And therefore He would have us know that He setteth Himself in the covenant of grace to triumph in Christ over the greatest evils and enemies we fear, and that His thoughts are not as our thoughts are, and that He is God and not man, and that there are heights, and depths, and breadths of mercy in Him above all the depths of our sin and misery, and that we should never be in such a forlorn condition, wherein there should be ground of despair, considering our sins be the sins of men and His mercy the mercy of an infinite God.

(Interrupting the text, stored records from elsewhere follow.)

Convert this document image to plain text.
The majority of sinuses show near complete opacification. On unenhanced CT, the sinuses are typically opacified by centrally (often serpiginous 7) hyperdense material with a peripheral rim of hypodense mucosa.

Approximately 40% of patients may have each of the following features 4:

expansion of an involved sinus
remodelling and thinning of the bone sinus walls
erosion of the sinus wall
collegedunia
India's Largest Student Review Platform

But though it be a truth clearer than the sunbeams, that a broken-hearted sinner ought to embrace mercy so strongly enforced, yet there is no truth that the heart shutteth itself more against than this, especially in sense of misery, when the soul is fittest for mercy, until the Holy Spirit sprinkleth the conscience with the blood of Christ, and sheddeth His love into the heart, so that the blood of Christ in the conscience may cry louder than the guilt of sin.

For only God’s Spirit can raise the conscience with comfort above guilt, because He only is greater than the conscience. Men may speak comfort, but it is Christ’s Spirit than can only comfort.”

–Richard Sibbes, “To the General Reader,” The Bruised Reed and the Smoking Flax, in The Works of Richard Sibbes, Ed. Alexander Grosart (Edinburgh: Banner of Truth, Repr. 2001), 1:89.